Es musste wieder Roukiata sein. Sie kannte sich mit Netzwerken aus. Wenn jemand einen Weg finden konnte, ein Fahrrad zu verfolgen, das aus dem Ständer in der Nähe des Hauses der Familie verschwunden war, dann war es ihre Tochter. Aber jetzt, wo sie zu Fuß unterwegs war und einen anderen Mantel trug ... Das Spiel ging weiter!

Es tat weh, daran zu denken, wie viel es Roukiata kosten musste, um ihre Zombie-Mutter kontaktieren zu können. Es war nicht illegal. Nur verdammt teuer. All die Energie, die vergeudet wurde ... Wo doch der Sinn des Zombiedaseins darin bestand, dass die Gesellschaft durch ihre Verwandlung Negawatt gewann.

»Die Welt braucht mehr Zombies«, rief sie und schritt davon.

 

 

 

Auf den Straßen wimmelte es von Lebenden und Toten.
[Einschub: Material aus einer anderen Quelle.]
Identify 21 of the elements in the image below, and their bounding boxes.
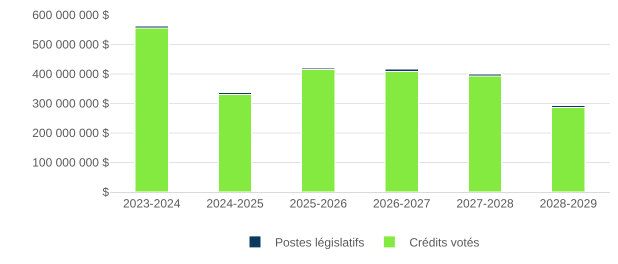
x-tick-label: 2023-2024: [122, 196, 181, 210]
bar: [384, 70, 419, 192]
bar: [551, 106, 586, 192]
y-tick-label: 200 000 000 $: [32, 126, 110, 140]
y-tick-label: 500 000 000 $: [32, 38, 110, 52]
bar: [468, 75, 502, 192]
bar: [218, 94, 252, 192]
legend-label: Crédits votés: [409, 236, 480, 250]
y-tick-label: 300 000 000 $: [32, 96, 110, 111]
x-tick-label: 2025-2026: [290, 196, 348, 210]
y-tick-label: $: [102, 185, 110, 200]
x-tick-label: 2028-2029: [540, 196, 598, 210]
x-tick-label: 2026-2027: [372, 196, 431, 210]
legend-label: Postes législatifs: [275, 236, 364, 250]
y-tick-label: 600 000 000 $: [32, 8, 110, 22]
bar: [301, 69, 336, 192]
bar: [134, 27, 169, 192]
y-tick-label: 100 000 000 $: [32, 156, 110, 170]
x-tick-label: 2024-2025: [206, 196, 264, 210]
y-tick-label: 400 000 000 $: [32, 67, 110, 82]
x-tick-label: 2027-2028: [456, 196, 514, 210]
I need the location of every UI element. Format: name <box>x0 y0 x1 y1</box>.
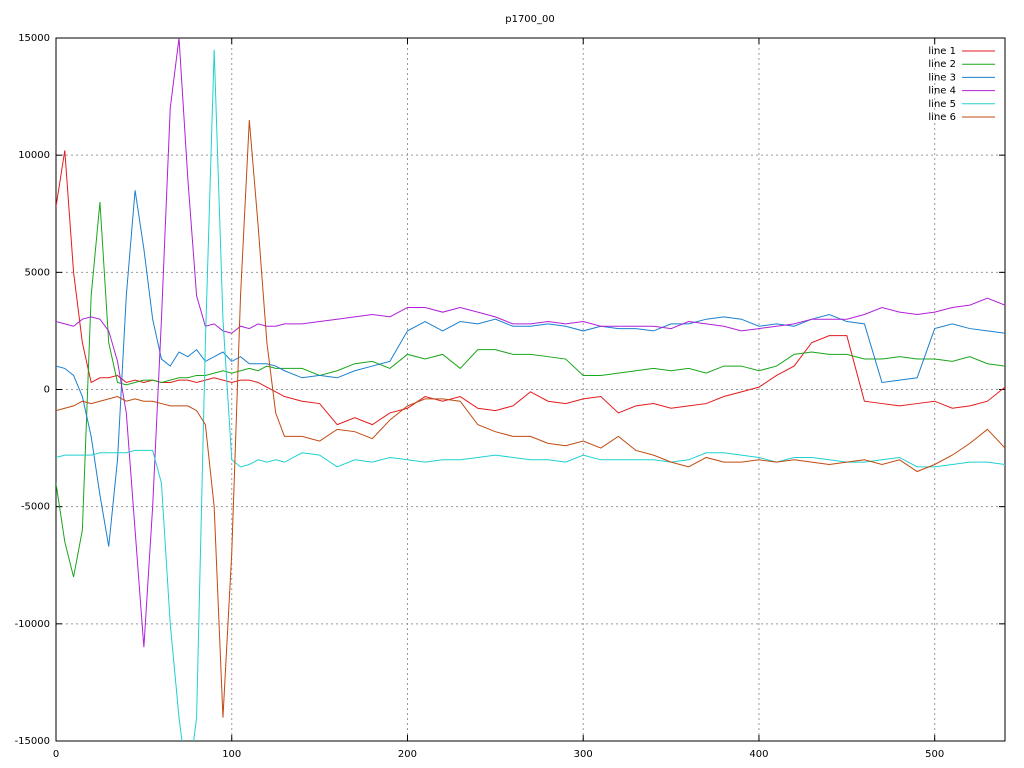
plot-frame <box>55 37 1006 742</box>
y-tick-label: 5000 <box>25 267 50 278</box>
x-tick-label: 100 <box>222 749 241 760</box>
y-tick-label: 15000 <box>18 33 50 44</box>
series-line <box>56 190 1005 547</box>
y-tick-label: -15000 <box>15 736 50 747</box>
chart-title: p1700_00 <box>505 14 555 25</box>
series-line <box>56 201 1005 578</box>
y-tick-label: 10000 <box>18 150 50 161</box>
x-tick-label: 300 <box>574 749 593 760</box>
legend-label: line 4 <box>928 86 956 97</box>
y-tick-label: -5000 <box>21 502 50 513</box>
legend-label: line 2 <box>928 59 956 70</box>
legend-label: line 1 <box>928 46 956 57</box>
legend-label: line 3 <box>928 72 956 83</box>
x-tick-label: 0 <box>53 749 59 760</box>
legend-label: line 6 <box>928 112 956 123</box>
y-tick-label: -10000 <box>15 619 50 630</box>
x-tick-label: 200 <box>398 749 417 760</box>
series-line <box>56 119 1005 718</box>
series-line <box>56 49 1005 741</box>
legend-label: line 5 <box>928 99 956 110</box>
series-line <box>56 38 1005 648</box>
x-tick-label: 400 <box>749 749 768 760</box>
series-line <box>56 150 1005 426</box>
y-tick-label: 0 <box>44 385 50 396</box>
x-tick-label: 500 <box>925 749 944 760</box>
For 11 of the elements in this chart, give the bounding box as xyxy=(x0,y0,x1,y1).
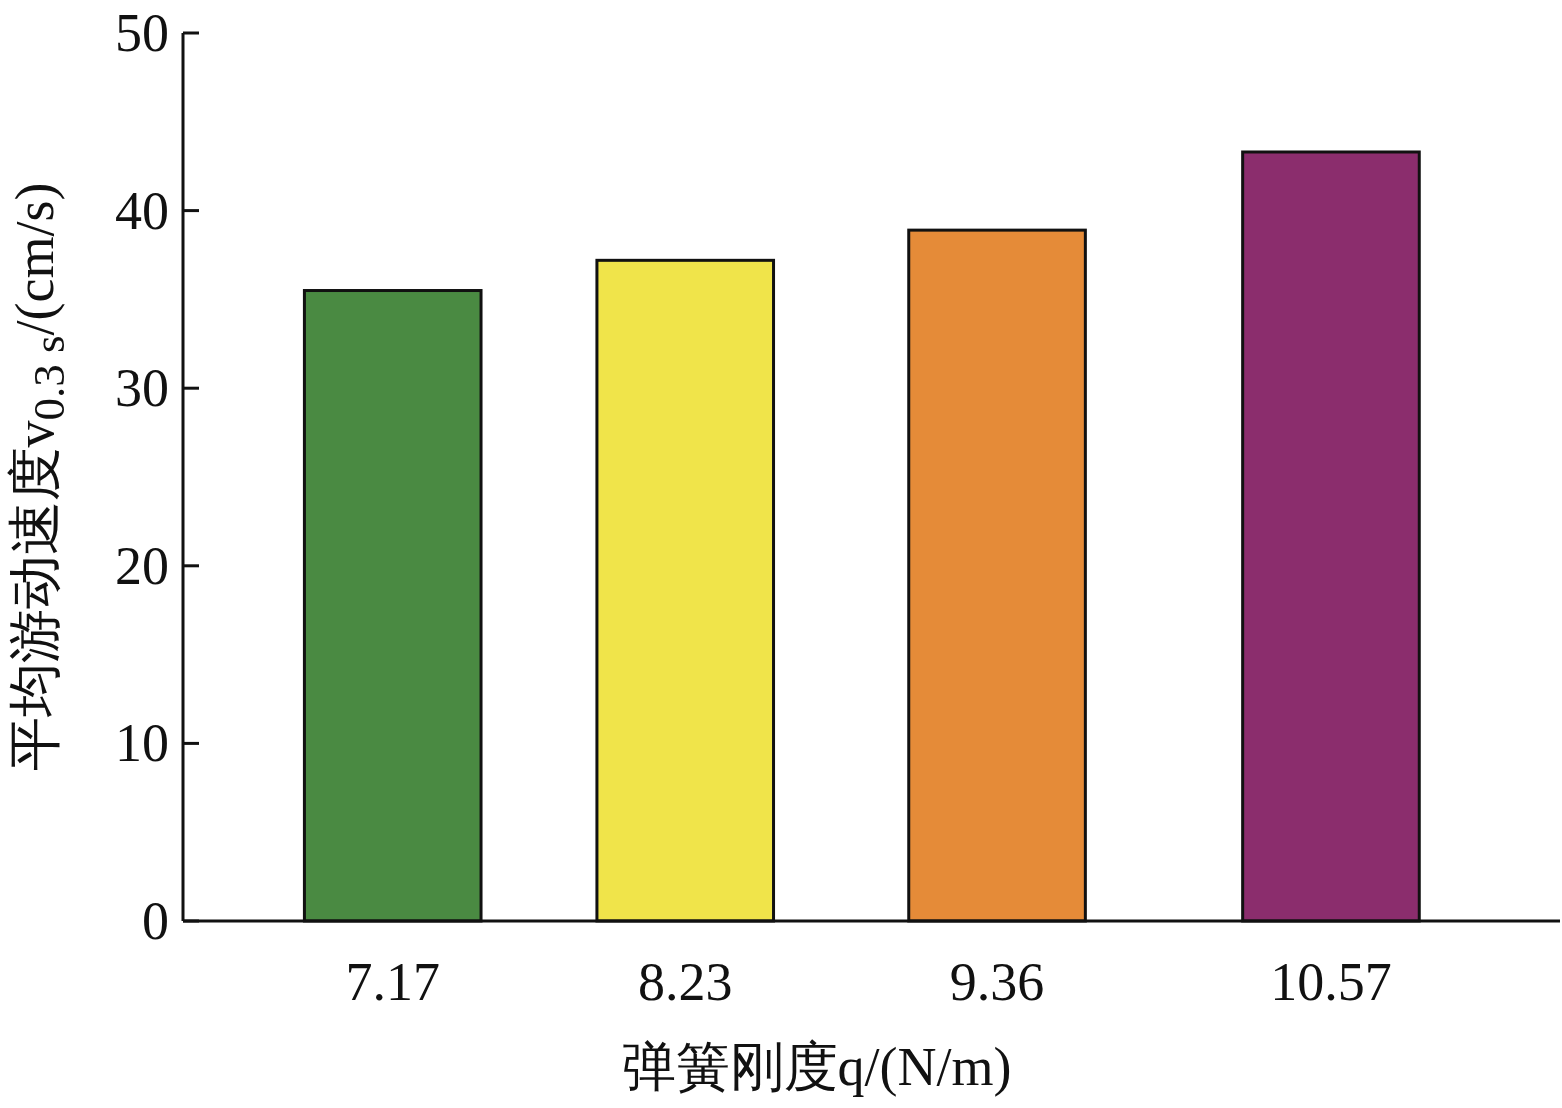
y-tick-label: 0 xyxy=(142,891,169,951)
x-tick-label: 10.57 xyxy=(1270,952,1392,1012)
x-tick-label: 8.23 xyxy=(637,952,733,1012)
y-tick-label: 40 xyxy=(115,180,169,241)
y-tick-label: 30 xyxy=(115,358,169,419)
y-tick-label: 10 xyxy=(115,713,169,774)
y-tick-label: 20 xyxy=(115,535,169,596)
x-tick-label: 7.17 xyxy=(345,952,440,1012)
x-axis-title: 弹簧刚度q/(N/m) xyxy=(621,1037,1012,1097)
y-tick-label: 50 xyxy=(115,3,169,63)
x-tick-label: 9.36 xyxy=(949,952,1045,1012)
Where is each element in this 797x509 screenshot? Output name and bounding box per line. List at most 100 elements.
Naïla machte weiter und redete sich ein, dass sie es mindestens ein Jahr lang als Zombie aushalten würde. Das war sie dem Rest des Planeten schuldig.

Zwei Zombies glichen rechnerisch den Überkonsum eines Bürgers aus. Oder waren es drei? Naïla wusste es nicht mehr, aber die Zombies trugen dazu bei, den durchschnittlichen Ressourcen- und Energieverbrauch des Landes auf das Niveau des Heimatlandes ihrer Mutter in Westafrika zu senken. Subsistenzwirtschaft und Negativ-Watt haben es möglich gemacht.

Im Gegenzug existierten die Zombies außerhalb des Gesetzes und der Wirtschaft. Sie konnten gehen, wohin sie wollten. Die Lebenden gingen an den Toten vorbei, ohne sie zu sehen.

Die Augen der Lebenden waren dunkel und nicht sichtbar. Die der Stadt- Zombies waren hell und nackt. Durch die Brillengläser der Lebenden war die Stadt schöner. Die Sonne schien ewig an einem übernatürlich blauen Himmel. Pfeile zeigten den Trägern der Smartglasses, wohin sie gehen, wie schnell sie fahren und wann sie abbiegen sollten. Die Lebenden konnten ihre Freunde sehen, deren Gesichter einen Teil der Straßenansicht verdeckten, und sie konnten mit ihnen sprechen und sich darauf verlassen, dass die Verbindung zum Netz der Dinge sie davor bewahrte, mit anderen Menschen zusammenzustoßen oder gegen einen Laternenpfahl zu laufen.

Naïla erinnerte sich lebhaft daran. Noch gestern war das ihre eigene Realität gewesen. Jetzt war sie außen vor, und sie fragte sich, wer die wahren Zombies waren.

Die Bürger marschierten in geraden Linien in der Mitte der Bürgersteige, getrennt durch Abstände, die so berechnet waren, dass sie fast vollkommen sicher waren.